Now, Algonquin, Larry’s longtime publisher headed by the brilliant Shannon Ravenel, has released his last hefty (and uncompleted) novel, A Miracle of Catfish. In one of the luckiest twists of fate of my life, I was one of three booksellers chosen in a contest to be flown out to a celebration and remembrance of the man’s work at the Oxford Conference of the Book. The trip included various seminars and musical events, a visit to Faulkner’s home, breakfast at food writer John T. Edge’s house, and a morning of fishing with Larry’s grown sons, Shane and Billy Ray (the subject of Larry’s non-fiction book, Billy Ray’s Farm) at Larry’s beloved pond, which shimmers majestically next to the writing cabin that he built before his death. On the other side of the pond is his grave and tombstone, beside a smaller tombstone with the name of his first child, a daughter, who died on the day she was born. I could have stayed there fishing all day, and even though I was too squeamish to poke the minnows on my hook, I had a pretty good cast and ended up catching two fish. I felt blessed and serene out there, the country dirt caking my shoes in the 80-degree warmth. I talked to Larry’s sons about their daddy, what they did together (fishing and “family stuff” said Billy Ray), if they read his books (Shane said he’d read all of them, many several times, even at a young age), and if people expected them to be writers too (“Yeah, I think they do,” Shane, a softball coach and the spitting image of his father, told me uneasily).
But through a whole weekend of family, friends, and fans praising Larry Brown and his unlikely literary achievements (he didn’t go to college and worked for seventeen years as a firefighter while writing his first stories), it was a documentary about the man that shattered my emotional barriers.
Within the first opening minutes of Gary Hawkins’s impressive film, The Rough South of Larry Brown, I felt on the verge of tears. Perhaps just seeing Larry on film, talking about his writing, his wife, his children, and his dogged determination to teach himself how to write books, made him come back to life for me. He attributed his mother with planting a love of reading in him as a child. When he began writing stories he said that many were awful. He showed a written log of stories and the magazines he sent them to. It’s full of crossed out titles, the international struggling writer symbol for rejection. His wife, Mary Annie, who married Larry when she was seventeen, is also interviewed throughout the film, shining light on and adding humor to some of the dark mood cast by Larry’s humble story. Although obviously proud of her husband, she sometimes sounded exasperated by his late-night writing habits, his hard drinking, and the fame he achieved. “I thought it was just a whim,” she says as she recalls Larry dusting off her typewriter to give writing a try. “I didn’t marry Larry Brown the writer.”
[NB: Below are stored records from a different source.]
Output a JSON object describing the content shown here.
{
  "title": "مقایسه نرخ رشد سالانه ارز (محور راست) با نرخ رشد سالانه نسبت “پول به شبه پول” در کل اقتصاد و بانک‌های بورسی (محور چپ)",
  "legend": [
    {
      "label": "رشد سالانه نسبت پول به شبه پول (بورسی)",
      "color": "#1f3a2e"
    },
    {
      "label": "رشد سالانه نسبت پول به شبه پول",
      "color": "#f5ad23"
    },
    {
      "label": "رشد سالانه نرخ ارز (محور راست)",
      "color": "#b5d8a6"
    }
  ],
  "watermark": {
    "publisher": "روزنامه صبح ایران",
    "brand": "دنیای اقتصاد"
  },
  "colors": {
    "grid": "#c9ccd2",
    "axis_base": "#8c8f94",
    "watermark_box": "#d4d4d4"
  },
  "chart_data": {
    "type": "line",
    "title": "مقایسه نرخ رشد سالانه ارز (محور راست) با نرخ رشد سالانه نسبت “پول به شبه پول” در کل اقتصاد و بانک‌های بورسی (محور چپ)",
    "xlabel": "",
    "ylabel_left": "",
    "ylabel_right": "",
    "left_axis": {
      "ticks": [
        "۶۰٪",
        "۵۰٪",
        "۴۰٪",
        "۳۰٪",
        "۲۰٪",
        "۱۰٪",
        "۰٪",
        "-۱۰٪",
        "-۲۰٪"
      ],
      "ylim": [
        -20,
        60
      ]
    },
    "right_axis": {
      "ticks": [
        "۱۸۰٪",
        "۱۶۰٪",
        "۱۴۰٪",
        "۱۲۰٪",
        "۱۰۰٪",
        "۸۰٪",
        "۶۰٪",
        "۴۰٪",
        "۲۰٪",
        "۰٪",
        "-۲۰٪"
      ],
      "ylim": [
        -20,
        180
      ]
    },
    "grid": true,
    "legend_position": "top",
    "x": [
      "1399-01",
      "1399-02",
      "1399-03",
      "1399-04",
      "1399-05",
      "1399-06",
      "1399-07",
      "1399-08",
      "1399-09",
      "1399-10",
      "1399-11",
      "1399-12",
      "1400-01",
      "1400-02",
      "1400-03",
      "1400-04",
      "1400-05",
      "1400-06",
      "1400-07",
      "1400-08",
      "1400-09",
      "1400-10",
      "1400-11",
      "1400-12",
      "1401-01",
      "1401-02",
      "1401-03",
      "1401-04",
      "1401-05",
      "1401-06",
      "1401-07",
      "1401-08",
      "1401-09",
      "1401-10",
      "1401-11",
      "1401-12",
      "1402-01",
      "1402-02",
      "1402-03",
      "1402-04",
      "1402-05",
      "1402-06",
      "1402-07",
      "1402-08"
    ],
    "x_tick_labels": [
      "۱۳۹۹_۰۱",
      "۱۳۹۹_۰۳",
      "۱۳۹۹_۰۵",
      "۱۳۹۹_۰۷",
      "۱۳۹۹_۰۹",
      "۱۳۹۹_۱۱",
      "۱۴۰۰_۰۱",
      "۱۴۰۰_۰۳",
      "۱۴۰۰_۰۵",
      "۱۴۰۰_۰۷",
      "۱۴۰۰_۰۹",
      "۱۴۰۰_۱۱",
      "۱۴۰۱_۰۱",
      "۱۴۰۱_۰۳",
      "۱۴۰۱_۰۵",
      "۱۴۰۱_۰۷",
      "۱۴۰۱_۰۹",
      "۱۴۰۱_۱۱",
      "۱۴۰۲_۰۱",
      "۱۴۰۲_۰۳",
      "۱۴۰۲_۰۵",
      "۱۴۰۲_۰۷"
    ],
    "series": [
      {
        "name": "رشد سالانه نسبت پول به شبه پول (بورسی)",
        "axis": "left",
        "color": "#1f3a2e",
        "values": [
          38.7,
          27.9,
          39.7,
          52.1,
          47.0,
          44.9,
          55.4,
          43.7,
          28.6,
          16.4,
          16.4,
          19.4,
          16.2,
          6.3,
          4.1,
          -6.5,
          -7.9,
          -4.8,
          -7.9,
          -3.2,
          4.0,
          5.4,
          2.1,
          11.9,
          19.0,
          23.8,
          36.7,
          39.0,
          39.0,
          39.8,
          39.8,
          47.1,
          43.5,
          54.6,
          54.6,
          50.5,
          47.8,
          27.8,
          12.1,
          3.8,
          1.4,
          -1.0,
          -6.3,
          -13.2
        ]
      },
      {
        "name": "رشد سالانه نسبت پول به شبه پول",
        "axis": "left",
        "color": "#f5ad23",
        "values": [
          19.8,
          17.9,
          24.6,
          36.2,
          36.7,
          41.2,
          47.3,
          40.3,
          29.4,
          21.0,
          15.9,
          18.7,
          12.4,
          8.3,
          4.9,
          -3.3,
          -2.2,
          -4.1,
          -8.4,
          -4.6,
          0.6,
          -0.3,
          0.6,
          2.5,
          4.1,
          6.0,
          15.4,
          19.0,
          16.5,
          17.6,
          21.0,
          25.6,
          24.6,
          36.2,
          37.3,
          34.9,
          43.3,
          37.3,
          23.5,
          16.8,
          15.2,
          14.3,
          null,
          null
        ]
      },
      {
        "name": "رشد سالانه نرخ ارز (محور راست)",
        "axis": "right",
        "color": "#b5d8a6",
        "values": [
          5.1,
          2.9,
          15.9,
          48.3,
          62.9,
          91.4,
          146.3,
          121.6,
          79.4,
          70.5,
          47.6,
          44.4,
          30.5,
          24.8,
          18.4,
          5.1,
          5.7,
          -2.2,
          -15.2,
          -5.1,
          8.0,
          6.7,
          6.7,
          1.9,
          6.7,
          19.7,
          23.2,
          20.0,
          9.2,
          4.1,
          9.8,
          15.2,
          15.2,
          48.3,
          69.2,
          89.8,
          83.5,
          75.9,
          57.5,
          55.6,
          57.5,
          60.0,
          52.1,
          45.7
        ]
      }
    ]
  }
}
Toward the end of the film, Larry tells the cameraman that he’d like to keep writing for another twenty years. It fades out and then the words Three Years Later appear on the screen. Mary Annie is shown tearfully recounting the morning she woke up to find Larry breathing his final wheezy breaths. This last part, this coda, wasn’t part of the original film, but has since been added. We see shots of Larry’s family at the funeral, there at the pond. It was in November. It looked cold and gray.
Inside the little screening room of the Lafayette County Library in Oxford, I can hear the sniffling and ruffling shirtsleeves of an audience collectively wiping away tears. I’m glad I sat by myself, so the experience seemed more personal. My heart felt tight as I realized that my favorite southern writer was gone for good. I finally cried for Larry.